Interestingly Chile has always scored relatively high in the Fraser Institute annual Survey of Mining Companies, this year placing seventh overall as a top mining jurisdiction in the world; and the only Latin American nation listed among the top ten. Legislation from the 1970s has restricted lithium concessions and declared the metal a strategic resource because of its possible military uses.
These recent developments follow closely news from last month that involved plans from Chilean President Sebastian Pinera to revive legislation to boost taxes on global miners. Mr. Pinera is a self-made billionaire who favors the private sector as the motor of the economy and surprised the mining industry with plans to raise royalties to help pay for rebuilding cities ravaged by a massive earthquake towards the end of February. His plans were rejected by Chile’s Congress leaving a $1 billion deficit in government plans for reconstruction spending. Ministers had wanted to increase the 4-5 percent royalty to 4-9 percent based on the price of copper, a primary catalyst of Chile’s economy, and to enforce the scheme for three years. The government has promised tax stability until 2025, in order to appease concerned miners who had been promised no changes to the tax regime until 2018 when the royalty was introduced in 2005.

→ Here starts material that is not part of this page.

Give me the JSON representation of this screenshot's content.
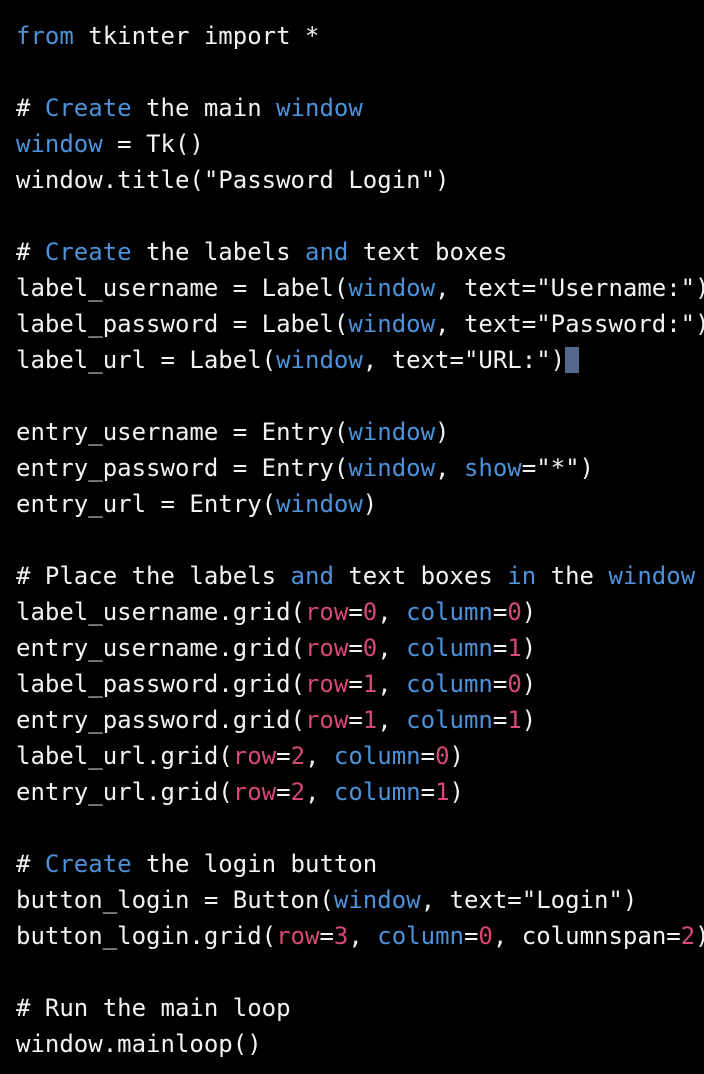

Experts have said the sliding-scale royalty scheme proposed by the government is unlikely to curb mining investment in Chile. The new royalty scheme was included in a $3 billion post-quake financing bill, which temporarily raised taxes on corporations. The bill was approved by lawmakers with the exception of the royalty reform. The South American country, which holds tremendous mineral wealth in addition to world class lithium deposits including copper, gold, silver, molybdenum, iron and coal, remains one of the best mining districts with which to do business, mining executives said. Given the considerable amount of mining and resource exploration projects within Chile, the impacts of any regulatory change or policy direction will create significant implications for lithium investors as well as other mining and industry interests.